---
name: dcu-profiler-report
description: "Use when a LightOp DCU/ROCm operator needs profiling evidence: run hipprof or deeper ROCm/DTK profilers, capture synchronized benchmark logs, summarize API/kernel/memory time, inspect counters or AMDGPU ISA when available, and produce exactly one concrete next operator edit."
type: flow
---

# dcu-profiler-report

Use this skill when benchmark numbers are not enough and the next LightOp
HIP/ROCm kernel, binding, dispatch, or config-table edit should be driven by
DCU profiling evidence.

The rule is:

```text
profile first, diagnose second, optimize third
```

The output is not just "memory-bound" or "launch overhead". It must be an
inference chain from measured DCU evidence to a likely mechanism to one
actionable LightOp edit.

## Official Reference

Use the SourceFind DCU performance analysis tool guide as the local official
reference for first-pass DCU profiling:

```text
https://developer.sourcefind.cn/gitbook//dcu_developer/DeveloperGuide/dcu_programming/DCU_programming_chapter3_7.html
```

Prefer DTK/DCU tools first. Use `hipprof` for first-pass API/kernel/memcpy
timing. Escalate to `rocprof`, `rocprofv3`, `rocprof-compute`, counter tools,
or AMDGPU ISA/code-object inspection only when timing evidence cannot explain
the next edit.

## When To Invoke

Invoke `dcu-profiler-report` when any of these hold:

- A correctness-passing LightOp optimization candidate has just been benchmarked
  and the loop needs the mandatory per-candidate `hipprof --pmc` interpretation
  before the next edit.
- A LightOp baseline benchmark has passed and no baseline profile digest exists.
- A correct candidate is within +/-2% of baseline or the prior best.
- The second correctness-passing optimization attempt improves less than 5%
  over its parent or baseline. This requires a deep analysis pass before the
  next optimization edit.
- A correct candidate regresses on one or more important shapes.
- A candidate is much faster than expected and needs explanation.
- The next edit is unclear after benchmark results.
- A Humanize/RLCR reviewer asks for profile evidence.
- A candidate may be limited by launch overhead, host-device copies, global
  memory layout, LDS/bank conflicts, VGPR/occupancy pressure, wavefront
  divergence, MFMA underuse, or shape-dispatch choices.

Do not profile while correctness is failing unless the failure is itself a
profiler collection problem. Fix correctness first.

## Device Selection Gate

Before any benchmark or profiling capture, record current card state in the
same host/container environment that will run the workload.

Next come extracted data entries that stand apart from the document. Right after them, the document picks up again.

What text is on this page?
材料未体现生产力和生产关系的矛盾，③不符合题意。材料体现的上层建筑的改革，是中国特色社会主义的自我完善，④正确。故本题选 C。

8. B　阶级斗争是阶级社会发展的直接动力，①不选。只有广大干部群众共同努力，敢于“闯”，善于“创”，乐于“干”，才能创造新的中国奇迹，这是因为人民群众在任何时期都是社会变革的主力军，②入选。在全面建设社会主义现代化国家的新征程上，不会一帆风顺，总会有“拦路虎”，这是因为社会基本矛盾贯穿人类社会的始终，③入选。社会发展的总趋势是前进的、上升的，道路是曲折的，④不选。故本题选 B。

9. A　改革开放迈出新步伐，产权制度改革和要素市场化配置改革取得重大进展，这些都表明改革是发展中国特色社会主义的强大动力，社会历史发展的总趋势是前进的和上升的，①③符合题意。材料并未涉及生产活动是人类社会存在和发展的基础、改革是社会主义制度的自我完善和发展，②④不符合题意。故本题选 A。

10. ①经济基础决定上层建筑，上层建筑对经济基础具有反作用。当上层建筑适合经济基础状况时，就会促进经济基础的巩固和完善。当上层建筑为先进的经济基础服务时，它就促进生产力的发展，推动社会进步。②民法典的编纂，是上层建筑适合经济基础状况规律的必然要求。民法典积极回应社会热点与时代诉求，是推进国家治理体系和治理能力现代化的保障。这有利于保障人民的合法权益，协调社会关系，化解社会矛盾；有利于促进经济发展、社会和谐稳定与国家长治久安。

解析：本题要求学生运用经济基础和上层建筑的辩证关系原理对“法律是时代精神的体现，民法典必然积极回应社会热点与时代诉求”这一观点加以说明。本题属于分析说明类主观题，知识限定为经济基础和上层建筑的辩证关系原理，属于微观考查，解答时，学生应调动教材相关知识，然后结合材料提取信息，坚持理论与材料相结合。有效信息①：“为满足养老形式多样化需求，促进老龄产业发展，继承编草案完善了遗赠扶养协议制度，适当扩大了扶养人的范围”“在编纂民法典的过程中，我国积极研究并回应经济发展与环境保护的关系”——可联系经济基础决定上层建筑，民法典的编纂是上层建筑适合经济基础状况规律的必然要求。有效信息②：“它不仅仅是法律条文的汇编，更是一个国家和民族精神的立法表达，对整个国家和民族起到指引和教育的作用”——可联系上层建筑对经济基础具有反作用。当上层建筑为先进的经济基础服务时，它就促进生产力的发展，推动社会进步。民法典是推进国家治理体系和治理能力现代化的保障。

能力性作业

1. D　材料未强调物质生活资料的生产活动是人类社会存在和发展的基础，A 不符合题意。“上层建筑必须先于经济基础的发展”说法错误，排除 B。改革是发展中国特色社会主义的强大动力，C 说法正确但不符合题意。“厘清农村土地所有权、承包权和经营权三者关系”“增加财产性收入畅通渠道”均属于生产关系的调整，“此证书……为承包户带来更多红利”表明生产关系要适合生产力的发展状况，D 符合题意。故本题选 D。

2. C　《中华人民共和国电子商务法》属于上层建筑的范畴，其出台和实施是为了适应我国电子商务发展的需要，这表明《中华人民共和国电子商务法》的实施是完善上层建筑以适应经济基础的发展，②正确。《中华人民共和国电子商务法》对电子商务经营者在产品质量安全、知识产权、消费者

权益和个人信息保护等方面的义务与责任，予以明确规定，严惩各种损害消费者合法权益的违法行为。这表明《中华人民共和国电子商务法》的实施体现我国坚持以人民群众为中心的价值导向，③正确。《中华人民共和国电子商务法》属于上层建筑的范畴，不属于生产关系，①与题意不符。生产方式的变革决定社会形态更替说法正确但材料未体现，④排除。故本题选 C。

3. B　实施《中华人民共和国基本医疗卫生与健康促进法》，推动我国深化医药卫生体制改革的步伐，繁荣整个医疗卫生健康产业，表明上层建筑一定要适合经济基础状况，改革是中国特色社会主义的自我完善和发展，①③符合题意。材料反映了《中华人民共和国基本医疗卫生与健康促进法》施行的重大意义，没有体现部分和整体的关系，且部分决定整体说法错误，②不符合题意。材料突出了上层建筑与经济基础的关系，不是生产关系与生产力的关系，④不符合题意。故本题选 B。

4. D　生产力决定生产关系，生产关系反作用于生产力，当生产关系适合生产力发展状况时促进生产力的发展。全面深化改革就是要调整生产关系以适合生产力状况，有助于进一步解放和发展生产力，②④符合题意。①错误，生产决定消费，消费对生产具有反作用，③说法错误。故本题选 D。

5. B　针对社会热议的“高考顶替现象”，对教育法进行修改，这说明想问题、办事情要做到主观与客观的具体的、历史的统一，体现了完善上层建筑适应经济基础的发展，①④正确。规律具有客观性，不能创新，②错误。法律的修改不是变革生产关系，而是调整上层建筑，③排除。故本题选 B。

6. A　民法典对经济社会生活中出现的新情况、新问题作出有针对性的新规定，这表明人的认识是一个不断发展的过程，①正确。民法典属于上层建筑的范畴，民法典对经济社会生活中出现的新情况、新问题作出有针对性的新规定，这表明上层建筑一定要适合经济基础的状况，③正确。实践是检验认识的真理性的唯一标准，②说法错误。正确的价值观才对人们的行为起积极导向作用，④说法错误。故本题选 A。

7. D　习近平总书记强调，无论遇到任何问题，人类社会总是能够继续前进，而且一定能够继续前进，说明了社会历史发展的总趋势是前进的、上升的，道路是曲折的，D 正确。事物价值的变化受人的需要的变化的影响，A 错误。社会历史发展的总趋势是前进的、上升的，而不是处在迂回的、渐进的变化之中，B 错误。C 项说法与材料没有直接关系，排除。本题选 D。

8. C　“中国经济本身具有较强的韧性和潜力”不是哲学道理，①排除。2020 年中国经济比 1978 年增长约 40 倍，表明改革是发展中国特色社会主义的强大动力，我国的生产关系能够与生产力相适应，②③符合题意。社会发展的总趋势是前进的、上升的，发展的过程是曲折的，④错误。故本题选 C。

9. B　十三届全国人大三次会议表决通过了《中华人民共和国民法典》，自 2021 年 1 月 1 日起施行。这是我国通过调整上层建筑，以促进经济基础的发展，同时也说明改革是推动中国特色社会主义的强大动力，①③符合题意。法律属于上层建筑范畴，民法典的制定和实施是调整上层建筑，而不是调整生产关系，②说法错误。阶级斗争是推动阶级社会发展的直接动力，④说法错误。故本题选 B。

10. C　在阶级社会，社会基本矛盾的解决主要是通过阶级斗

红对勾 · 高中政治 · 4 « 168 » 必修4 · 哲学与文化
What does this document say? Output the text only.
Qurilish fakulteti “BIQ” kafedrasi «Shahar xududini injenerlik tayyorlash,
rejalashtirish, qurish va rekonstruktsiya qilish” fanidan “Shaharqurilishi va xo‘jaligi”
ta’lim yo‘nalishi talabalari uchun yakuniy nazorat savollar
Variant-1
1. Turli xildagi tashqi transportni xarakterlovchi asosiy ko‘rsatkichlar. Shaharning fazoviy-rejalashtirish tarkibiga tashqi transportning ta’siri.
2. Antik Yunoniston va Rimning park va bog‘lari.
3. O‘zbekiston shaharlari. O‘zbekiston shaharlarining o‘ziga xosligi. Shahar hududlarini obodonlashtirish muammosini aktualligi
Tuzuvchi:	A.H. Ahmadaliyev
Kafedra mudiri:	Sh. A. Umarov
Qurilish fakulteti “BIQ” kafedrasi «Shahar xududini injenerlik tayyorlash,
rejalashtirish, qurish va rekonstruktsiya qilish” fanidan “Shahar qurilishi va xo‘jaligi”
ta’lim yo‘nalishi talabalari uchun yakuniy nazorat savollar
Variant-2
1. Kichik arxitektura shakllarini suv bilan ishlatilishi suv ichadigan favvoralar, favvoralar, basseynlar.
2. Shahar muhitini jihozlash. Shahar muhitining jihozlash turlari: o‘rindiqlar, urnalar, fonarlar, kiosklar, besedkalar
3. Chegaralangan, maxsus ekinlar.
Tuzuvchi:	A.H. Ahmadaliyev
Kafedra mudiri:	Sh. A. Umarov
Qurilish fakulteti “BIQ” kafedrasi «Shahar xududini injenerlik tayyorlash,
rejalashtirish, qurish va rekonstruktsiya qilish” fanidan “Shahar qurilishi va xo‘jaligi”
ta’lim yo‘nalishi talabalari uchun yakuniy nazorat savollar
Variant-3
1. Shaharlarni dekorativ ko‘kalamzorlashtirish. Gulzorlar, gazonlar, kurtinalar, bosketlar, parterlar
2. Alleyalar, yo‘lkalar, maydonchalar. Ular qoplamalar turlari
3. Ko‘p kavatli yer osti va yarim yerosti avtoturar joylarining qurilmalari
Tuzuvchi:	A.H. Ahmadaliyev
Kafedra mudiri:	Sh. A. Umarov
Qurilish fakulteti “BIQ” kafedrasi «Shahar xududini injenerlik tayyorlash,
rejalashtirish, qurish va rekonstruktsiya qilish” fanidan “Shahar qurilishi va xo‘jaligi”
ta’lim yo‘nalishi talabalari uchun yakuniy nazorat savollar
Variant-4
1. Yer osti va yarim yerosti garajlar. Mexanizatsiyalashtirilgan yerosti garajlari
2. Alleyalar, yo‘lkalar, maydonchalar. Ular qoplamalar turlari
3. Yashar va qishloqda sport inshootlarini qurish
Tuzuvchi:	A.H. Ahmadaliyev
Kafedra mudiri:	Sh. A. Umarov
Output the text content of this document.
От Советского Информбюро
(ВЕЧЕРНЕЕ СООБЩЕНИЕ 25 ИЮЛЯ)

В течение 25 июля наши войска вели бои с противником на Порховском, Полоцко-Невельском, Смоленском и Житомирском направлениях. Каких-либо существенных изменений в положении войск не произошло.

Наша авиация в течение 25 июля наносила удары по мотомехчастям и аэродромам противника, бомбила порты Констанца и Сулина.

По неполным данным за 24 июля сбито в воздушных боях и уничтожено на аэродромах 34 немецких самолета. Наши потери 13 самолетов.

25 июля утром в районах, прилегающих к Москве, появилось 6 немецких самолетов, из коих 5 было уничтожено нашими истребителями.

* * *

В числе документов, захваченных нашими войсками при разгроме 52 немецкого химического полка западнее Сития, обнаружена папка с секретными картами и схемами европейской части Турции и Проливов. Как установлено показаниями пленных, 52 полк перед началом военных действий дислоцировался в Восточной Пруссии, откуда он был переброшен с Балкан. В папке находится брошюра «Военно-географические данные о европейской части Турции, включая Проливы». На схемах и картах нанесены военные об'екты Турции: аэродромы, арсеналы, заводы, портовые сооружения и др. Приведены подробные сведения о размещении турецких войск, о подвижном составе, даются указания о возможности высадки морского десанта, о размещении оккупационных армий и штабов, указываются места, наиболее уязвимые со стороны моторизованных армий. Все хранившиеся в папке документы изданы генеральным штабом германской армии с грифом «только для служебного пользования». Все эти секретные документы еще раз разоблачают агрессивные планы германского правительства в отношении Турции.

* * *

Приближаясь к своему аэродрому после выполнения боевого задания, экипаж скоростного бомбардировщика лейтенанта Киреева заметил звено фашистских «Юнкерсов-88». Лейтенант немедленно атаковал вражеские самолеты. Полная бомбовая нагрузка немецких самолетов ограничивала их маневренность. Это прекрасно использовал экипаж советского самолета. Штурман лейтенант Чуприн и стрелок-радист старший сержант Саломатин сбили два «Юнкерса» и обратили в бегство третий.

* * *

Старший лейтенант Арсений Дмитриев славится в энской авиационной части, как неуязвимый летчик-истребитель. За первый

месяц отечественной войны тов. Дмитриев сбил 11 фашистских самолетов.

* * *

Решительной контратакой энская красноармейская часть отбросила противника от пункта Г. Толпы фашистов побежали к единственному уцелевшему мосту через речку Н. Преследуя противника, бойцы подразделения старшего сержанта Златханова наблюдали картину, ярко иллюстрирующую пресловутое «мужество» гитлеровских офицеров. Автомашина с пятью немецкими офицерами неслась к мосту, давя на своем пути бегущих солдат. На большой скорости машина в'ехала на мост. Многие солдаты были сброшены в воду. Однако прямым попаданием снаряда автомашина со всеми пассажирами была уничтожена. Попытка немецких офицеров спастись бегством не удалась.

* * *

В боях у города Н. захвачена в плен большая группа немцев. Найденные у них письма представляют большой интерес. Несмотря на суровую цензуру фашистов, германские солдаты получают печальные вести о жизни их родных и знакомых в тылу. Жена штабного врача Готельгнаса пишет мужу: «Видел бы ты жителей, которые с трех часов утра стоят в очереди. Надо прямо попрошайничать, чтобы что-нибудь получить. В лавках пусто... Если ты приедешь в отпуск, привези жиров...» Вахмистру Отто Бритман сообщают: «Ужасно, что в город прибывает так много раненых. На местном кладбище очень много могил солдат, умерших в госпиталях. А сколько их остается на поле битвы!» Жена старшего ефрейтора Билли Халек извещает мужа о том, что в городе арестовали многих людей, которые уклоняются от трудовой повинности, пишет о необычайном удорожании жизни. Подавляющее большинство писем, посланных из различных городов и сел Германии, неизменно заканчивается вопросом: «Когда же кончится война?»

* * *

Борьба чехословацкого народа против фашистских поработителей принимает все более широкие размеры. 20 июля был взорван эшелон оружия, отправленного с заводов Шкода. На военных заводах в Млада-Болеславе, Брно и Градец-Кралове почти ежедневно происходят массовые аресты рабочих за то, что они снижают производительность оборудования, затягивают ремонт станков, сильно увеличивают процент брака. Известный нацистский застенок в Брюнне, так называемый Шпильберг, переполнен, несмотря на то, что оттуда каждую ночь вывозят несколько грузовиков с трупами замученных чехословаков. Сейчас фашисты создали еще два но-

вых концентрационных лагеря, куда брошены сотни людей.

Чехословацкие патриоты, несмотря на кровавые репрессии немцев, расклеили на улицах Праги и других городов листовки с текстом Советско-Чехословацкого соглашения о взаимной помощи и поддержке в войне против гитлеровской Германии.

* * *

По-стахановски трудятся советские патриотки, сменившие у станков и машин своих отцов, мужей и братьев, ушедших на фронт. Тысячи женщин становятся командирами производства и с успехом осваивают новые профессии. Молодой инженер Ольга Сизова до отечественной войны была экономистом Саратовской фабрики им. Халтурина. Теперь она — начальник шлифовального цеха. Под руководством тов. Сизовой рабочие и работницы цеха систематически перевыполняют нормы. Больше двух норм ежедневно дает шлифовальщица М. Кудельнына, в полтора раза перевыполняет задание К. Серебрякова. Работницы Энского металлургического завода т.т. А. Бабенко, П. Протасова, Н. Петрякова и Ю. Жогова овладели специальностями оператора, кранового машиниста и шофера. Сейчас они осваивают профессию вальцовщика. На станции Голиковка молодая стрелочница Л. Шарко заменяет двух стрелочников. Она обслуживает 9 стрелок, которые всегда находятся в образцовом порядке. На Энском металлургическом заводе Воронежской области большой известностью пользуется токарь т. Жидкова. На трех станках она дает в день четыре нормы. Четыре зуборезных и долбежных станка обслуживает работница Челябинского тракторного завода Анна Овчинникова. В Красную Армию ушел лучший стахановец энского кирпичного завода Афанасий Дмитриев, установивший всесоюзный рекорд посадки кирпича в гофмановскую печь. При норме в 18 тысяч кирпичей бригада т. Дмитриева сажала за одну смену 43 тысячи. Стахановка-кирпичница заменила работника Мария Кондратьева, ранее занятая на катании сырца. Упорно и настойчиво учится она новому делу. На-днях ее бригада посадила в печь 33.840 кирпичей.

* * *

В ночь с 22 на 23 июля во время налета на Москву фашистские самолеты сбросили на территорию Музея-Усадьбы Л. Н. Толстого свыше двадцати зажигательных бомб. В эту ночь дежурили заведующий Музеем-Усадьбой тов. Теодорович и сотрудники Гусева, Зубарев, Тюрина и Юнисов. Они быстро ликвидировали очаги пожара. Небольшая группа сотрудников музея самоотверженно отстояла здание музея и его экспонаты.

- Run `hy-smi` or `rocm-smi`.
- Pick a card with low HCU utilization and low VRAM occupancy.
- Run benchmark and profiling commands with `HIP_VISIBLE_DEVICES=<idle-card>`.
- Keep the same selected card for paired baseline/candidate captures.
- Store the status output and the selected card in the artifact directory and
  digest. If the tools are unavailable, record the failed command and treat the
  resulting performance data as non-final unless the user accepts that caveat.
- Before the first optimization profile or baseline comparison, include the
  selected-card device bandwidth calibration from
  `.humanize/lightop-agent/device-bandwidth.txt`. If it is missing, run the
  calibration in the same environment and record actual read, write,
  copy/read-write, and triad bandwidth before interpreting operator bandwidth.

## Required Artifacts

Store artifacts under the LightOp loop state or user-specified evidence path:

```text
.humanize/lightop-agent/device-bandwidth.txt
.humanize/lightop-agent/profile-artifacts/<version>/
  device-status.txt           # hy-smi or rocm-smi before benchmark/profile
  benchmark.log
  hipprof.txt
  hipprof-pmc-all/            # mandatory for each correctness-passing optimization candidate
  sqtt-json/                  # mandatory when SQTT is available
  rocprof.csv                 # when rocprof/rocprofv3 is used
  rocprof-stats.csv           # when available
  rocprof-compute/            # when available
  code-object-metadata.txt    # when extracted
  amdgpu-isa.txt              # when extracted
  resource-usage.txt          # VGPR/SGPR/LDS/occupancy/code-object evidence
  digest.md
```

When comparing a candidate, include the baseline or parent artifact path in
the digest.

## Workflow

1. Pick one representative shape first. Prefer the smallest shape that still
   exposes the regression, plateau, launch overhead, or suspected bottleneck.
2. Build a focused benchmark harness with stable warmup, fixed dtype, fixed
   shape, fixed seed, and explicit synchronization around timed regions.
3. Run the device selection gate and pin the selected idle card with
   `HIP_VISIBLE_DEVICES`.
4. Before the first optimization edit or baseline profile, run or cite the
   selected-card device bandwidth calibration and compare the operator's
   effective-bandwidth target against the measured read/write/copy ceiling.
5. Capture normal benchmark output before profiling, so profiler overhead does
   not become the performance claim.
6. Run `hipprof` for first-pass API/kernel/memcpy timing.
7. For every correctness-passing optimization candidate, collect `hipprof`
   PMC evidence with supported variants such as `--pmc`, `--pmc-read`, and
   `--pmc-write`. Interpret cache behavior, memory/cache traffic, LDS or
   bank-conflict evidence, and occupancy/resource pressure before choosing the
   next edit. If a counter group or occupancy signal is unavailable, record the
   exact attempted command and error output.
8. For deep-analysis gates, add SQTT JSON when
   supported, `dccobjdump` disassembly, code-object resource usage, and
   LDS/register/occupancy evidence before choosing the next edit.
9. If `hipprof` shows one or a few dominant kernels but does not explain why,
   collect deeper counters with the installed ROCm/DTK profiler.
10. If the issue looks codegen-sensitive, inspect AMDGPU ISA or code-object
   metadata before choosing an edit.
11. Compare candidate against baseline or parent, not only absolute metrics.
12. Diagnose using the metric groups in [metrics.md](references/metrics.md).
13. Write `digest.md` using the template below. The final section must contain
   exactly one next edit.
14. Update the LightOp loop ledger with the digest path, bottleneck class, and
    selected next edit.

## Common Commands

Load [examples.md](references/examples.md) for copyable command variants.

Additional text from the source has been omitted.